As Staples continued her solo career in the 1980s and 1990s, she never went punk, nor could she be accused of "Causing a Commotion," à la her counterparts entrenched in "Madonna and the Pop Explosion" section. Instead, Staples had two slick soul albums produced by Prince and, in a return to her roots, released a Mahalia Jackson tribute album.

Skipping into the new millennium, Staples' career was rekindled, starting with a gospel-infused album in 2004, and later a Ry Cooder-produced album focusing on songs of the civil rights movement. More recently, Staples' work with Wilco frontman Jeff Tweedy has garnered attention, including the aforementioned Best Americana Album Grammy Award for You Are Not Alone.

The album features Staples' booming vocals amid nuanced inflection on a handful of classic tracks originally recorded by Randy Newman, Allen Toussaint, John Fogerty, Little Milton and her father — always her father on each album. Tweedy produced and wrote several songs for the album.
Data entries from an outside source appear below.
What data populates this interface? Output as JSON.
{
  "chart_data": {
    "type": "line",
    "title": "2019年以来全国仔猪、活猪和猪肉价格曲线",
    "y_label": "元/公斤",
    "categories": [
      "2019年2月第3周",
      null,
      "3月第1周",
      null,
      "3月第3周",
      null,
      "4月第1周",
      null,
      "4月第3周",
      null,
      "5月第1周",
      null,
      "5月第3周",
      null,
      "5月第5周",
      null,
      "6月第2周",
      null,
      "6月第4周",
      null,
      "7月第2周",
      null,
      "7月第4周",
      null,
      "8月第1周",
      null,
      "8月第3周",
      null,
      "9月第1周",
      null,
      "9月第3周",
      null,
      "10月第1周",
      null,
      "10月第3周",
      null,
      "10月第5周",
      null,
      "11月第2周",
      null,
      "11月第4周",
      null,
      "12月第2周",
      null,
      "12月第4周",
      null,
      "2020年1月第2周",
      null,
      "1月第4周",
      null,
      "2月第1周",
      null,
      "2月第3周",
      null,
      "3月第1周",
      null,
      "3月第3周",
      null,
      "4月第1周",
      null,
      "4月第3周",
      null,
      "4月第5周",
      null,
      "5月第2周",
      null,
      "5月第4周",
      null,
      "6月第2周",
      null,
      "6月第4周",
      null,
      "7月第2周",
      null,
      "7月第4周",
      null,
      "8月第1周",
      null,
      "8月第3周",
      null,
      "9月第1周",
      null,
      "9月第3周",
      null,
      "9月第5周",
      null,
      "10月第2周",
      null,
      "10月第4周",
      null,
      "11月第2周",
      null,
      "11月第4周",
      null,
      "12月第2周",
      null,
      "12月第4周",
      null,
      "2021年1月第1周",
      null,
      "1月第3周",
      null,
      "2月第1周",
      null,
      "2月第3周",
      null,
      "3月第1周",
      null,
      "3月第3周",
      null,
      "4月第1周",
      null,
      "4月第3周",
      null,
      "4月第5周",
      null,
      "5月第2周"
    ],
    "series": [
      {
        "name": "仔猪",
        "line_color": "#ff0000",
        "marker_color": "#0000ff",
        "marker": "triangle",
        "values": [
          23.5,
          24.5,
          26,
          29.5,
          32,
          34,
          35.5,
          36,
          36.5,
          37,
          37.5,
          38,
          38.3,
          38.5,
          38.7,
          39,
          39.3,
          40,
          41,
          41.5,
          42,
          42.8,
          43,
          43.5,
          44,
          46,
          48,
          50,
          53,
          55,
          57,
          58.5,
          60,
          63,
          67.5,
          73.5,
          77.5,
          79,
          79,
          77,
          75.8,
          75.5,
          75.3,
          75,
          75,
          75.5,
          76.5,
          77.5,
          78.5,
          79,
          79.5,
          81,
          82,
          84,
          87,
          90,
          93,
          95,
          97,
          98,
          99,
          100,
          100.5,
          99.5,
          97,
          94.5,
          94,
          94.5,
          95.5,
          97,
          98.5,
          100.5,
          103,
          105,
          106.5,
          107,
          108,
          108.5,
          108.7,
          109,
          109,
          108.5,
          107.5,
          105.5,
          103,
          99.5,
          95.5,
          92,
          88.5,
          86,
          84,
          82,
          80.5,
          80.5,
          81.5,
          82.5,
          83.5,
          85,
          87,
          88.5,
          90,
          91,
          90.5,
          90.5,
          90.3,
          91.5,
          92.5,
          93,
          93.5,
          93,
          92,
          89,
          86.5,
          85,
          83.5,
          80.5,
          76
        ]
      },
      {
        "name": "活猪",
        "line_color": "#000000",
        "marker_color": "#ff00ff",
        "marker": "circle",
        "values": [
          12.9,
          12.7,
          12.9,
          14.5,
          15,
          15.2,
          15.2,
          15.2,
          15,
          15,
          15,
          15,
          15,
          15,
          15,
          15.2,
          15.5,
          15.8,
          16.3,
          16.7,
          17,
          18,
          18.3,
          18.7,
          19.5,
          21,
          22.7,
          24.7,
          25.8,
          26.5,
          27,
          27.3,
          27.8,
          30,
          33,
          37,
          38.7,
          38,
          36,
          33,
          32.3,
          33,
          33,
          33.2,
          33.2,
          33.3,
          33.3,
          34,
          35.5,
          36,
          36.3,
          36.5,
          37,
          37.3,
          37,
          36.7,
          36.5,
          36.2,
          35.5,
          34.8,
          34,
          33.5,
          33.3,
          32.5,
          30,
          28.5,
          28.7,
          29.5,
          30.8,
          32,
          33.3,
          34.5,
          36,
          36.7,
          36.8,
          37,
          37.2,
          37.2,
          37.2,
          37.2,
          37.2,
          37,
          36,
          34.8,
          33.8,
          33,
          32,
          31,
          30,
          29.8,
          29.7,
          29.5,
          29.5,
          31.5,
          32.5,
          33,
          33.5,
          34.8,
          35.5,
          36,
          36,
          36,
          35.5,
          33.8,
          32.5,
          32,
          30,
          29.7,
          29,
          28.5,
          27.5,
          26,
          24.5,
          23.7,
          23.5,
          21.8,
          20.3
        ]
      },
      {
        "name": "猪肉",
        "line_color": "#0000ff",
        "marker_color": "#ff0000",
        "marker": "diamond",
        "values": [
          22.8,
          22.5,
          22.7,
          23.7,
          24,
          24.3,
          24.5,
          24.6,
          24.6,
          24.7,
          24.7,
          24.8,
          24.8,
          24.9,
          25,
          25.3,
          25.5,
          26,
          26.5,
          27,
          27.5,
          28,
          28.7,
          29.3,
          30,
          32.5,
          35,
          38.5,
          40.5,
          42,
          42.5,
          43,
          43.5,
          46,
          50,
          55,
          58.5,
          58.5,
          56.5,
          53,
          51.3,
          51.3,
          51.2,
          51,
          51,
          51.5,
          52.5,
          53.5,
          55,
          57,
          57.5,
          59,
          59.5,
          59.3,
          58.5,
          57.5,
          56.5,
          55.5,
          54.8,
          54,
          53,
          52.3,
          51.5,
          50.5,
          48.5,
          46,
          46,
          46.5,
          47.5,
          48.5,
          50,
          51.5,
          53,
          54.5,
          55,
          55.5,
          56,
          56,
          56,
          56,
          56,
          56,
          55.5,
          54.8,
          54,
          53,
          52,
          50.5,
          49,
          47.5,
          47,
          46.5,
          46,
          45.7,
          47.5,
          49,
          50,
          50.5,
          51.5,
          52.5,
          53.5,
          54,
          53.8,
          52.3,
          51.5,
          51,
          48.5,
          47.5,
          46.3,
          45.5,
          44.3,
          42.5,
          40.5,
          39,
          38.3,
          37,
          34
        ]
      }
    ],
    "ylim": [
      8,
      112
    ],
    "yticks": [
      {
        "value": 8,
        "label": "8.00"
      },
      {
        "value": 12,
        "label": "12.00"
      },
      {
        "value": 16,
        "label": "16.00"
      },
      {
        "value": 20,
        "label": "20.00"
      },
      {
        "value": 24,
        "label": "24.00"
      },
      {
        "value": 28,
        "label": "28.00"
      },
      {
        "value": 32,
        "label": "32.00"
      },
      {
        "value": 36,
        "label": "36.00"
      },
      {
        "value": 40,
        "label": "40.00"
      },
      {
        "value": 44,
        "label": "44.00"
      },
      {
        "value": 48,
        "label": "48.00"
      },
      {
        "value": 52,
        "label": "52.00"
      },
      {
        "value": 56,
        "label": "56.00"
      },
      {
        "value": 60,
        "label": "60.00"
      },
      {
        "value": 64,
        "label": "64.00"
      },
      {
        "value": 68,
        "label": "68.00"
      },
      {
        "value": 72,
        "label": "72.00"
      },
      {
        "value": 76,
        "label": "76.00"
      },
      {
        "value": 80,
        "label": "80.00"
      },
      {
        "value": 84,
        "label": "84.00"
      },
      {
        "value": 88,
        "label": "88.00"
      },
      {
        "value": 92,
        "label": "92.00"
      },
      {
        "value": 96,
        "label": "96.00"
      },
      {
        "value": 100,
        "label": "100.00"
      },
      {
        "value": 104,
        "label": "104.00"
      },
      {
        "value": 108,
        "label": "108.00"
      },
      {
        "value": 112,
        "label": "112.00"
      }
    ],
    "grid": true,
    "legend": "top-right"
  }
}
Tweedy again took the reins for Staples' latest moving offering, One True Vine. The album has a greater gospel focus, remaking vintage gospel songs, and some George Clinton-penned funk, along with tracks from Nick Lowe and Tweedy, among others.

The Staple Singers were inducted into the Rock and Roll Hall of Fame in 1999. Given her lifetime of achievements, Staples proves she rightly is part of the "Women Who Rock" exhibit as well — and in more ways than one.

Mavis Staples is scheduled to perform on Wednesday, March 12, at the Musical Instrument Theater.